Grouper cages anchored to the reef in Laamu Atoll
The cage owner, Mohammed explained that once there is sufficient quantity to justify the cost of shipment to Male for export, the fish are shipped, anaesthetised and subsequently airfreighted to Hong Kong where they end their lives in fish tanks in the windows of restaurants. Mohammed runs a modest grouper export business, mainly for the ‘live fish trade’, and ships out approximately two and a half tonnes of fish per year. The larger fish (which fetch the best market price) are becoming more difficult to find so he also sells smaller grouper, which are exported dead and chilled. These small grouper (between 500g and 3kg) are less valuable, but there is a market for them, so he sells them.
Several large grouper awaiting shipment to Hong Kong
There are several issues associated with the Maldivian grouper fishery, which have led to substantial stock decline for targeted species in heavily fished atolls.

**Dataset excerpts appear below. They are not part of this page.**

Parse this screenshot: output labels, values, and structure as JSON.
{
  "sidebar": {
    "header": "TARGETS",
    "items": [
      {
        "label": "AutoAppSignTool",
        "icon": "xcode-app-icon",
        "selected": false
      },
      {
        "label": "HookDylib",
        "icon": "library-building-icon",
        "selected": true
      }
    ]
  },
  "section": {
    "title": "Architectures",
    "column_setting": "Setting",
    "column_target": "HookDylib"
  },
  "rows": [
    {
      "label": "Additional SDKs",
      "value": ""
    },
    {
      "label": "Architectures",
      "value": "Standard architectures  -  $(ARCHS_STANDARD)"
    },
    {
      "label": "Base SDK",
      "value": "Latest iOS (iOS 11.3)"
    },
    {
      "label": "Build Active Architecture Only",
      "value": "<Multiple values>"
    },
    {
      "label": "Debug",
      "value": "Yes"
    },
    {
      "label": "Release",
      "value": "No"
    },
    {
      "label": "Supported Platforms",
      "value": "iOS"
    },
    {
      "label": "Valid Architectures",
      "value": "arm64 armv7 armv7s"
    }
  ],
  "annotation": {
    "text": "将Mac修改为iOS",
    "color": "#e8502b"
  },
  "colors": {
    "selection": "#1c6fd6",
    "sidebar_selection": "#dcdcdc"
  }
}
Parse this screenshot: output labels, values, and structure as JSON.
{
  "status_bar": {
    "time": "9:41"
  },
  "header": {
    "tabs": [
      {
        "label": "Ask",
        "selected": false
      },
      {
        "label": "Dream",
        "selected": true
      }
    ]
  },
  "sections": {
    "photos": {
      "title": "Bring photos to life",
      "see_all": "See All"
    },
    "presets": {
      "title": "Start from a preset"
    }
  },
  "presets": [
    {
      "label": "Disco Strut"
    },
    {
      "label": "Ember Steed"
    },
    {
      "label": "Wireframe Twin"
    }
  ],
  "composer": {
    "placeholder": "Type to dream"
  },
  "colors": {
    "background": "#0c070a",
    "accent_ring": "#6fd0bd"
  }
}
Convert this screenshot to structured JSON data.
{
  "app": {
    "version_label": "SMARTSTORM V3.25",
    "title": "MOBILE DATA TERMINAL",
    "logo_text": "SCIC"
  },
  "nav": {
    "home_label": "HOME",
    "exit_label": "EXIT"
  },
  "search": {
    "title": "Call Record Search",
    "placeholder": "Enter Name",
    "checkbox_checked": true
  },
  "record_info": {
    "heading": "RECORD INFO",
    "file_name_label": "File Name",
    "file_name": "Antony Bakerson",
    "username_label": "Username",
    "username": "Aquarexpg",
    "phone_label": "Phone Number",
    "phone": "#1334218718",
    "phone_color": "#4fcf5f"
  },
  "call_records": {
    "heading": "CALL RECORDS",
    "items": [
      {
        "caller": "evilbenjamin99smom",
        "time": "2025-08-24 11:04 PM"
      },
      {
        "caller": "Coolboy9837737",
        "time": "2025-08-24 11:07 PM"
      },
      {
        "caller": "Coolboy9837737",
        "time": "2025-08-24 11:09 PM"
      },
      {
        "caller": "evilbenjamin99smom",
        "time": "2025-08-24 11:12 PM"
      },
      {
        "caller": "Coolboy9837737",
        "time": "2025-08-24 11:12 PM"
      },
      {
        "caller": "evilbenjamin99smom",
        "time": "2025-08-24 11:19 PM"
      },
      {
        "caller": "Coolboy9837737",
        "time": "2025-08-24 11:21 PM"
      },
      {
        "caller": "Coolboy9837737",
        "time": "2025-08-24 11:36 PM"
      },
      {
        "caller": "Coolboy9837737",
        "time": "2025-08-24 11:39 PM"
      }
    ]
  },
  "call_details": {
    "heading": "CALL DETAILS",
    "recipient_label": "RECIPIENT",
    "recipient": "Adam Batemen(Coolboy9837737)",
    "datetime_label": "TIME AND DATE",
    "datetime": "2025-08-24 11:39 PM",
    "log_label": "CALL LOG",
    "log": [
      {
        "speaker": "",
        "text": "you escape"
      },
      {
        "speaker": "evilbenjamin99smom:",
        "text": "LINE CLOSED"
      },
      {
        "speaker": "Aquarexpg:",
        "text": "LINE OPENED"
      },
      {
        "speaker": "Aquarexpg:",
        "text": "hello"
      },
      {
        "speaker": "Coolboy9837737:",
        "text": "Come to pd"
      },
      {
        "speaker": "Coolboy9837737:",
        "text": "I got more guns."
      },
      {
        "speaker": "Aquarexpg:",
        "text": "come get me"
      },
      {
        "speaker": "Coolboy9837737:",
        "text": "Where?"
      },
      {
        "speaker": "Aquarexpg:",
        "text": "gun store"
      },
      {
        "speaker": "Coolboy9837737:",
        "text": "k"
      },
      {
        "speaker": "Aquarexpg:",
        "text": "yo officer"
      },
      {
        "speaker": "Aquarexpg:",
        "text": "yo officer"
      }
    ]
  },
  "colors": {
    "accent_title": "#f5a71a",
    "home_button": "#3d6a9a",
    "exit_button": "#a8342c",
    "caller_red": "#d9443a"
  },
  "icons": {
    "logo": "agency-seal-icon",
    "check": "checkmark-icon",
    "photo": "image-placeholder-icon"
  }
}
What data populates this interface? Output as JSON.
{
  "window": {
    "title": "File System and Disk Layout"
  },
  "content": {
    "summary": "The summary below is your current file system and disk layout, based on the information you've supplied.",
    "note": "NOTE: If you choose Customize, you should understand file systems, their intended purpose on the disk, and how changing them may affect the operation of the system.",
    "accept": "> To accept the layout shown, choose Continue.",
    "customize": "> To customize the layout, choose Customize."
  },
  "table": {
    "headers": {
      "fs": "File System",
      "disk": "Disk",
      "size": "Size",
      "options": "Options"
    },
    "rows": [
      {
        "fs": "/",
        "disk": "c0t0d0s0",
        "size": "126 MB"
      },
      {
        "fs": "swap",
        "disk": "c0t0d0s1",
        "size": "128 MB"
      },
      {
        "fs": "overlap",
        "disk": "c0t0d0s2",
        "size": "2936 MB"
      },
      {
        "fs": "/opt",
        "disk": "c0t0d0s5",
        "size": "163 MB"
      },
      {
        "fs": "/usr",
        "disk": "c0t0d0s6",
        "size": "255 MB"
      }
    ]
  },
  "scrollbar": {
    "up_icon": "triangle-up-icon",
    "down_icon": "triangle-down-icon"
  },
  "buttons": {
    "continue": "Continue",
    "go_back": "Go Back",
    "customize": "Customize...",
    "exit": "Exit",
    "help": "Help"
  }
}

Groupers are slow to mature and have complex social systems that provide cues for sex change. They also exhibit a high degree of site fidelity within their home ranges and to spawning aggregation sites where they are easy to capture, particularly with improvements in fishing technology, which allow for the targeting of specific spawning locations.
Due to high demand and market prices, the Maldives grouper export fishery has escalated since the 1980s, spreading throughout the country. The most recent study in 2011 revealed a concerning situation: grouper stocks are declining and smaller sized fish are being taken. Larger fish have selectively been removed and fishers are targeting spawning aggregation sites. Recent catch data show that for the ten most commonly exploited species of groupers, 70% of individuals are taken prior to reaching sexual maturity, meaning that they had not had a chance to reproduce before being caught.
We learnt that fishing techniques have evolved alongside technological advances. ‘Modern’ grouper fishing is carried out at night with torches. The divers use large hooks to pull the grouper from underwater caves and nets to trap the fish. The declining trend for live exports and the corresponding increasing level of fresh chilled exports (smaller fish) has resulted in both fishermen and exporters targeting a wider range of grouper species.
Fishers are increasingly catching smaller grouper as mature fish have been selectively removed over the last twenty years
There is also the problem of fishers habitually targeting spawning aggregations (for obvious reasons, but with deleterious consequences). A recent study to identify reef fish spawning aggregations revealed that most fishers were aware of the phenomenon of spawning aggregations and were able to identify 175 sites across the Maldives. The MOFA has officially designated five spawning aggregation sites as Marine Protected Areas (MPAs). However, there is a lack of capacity to properly enforce the MPA regulations in situ.
The scoping trip exceeded our expectations, but there is much work to be done. We returned to the BLUE office in London with enough up-to-date, accurate information to produce an extensive a scoping report, which will summarise the local situation on Laamu and identify the next steps for the project.
Dr Simon Harding, BLUE’s Head of Conservation and Rory Moore, BLUE’s Project Manager meet with local atoll councils
Although it is indisputable that Maldivian grouper stocks are under pressure and some current regulations are inadequate to enable sustainable fishery management, there is still hope for these apex predators. We now plan to collect information on grouper catches that will be critical in improving the management of the fishery and help to safeguard grouper populations across the Maldives.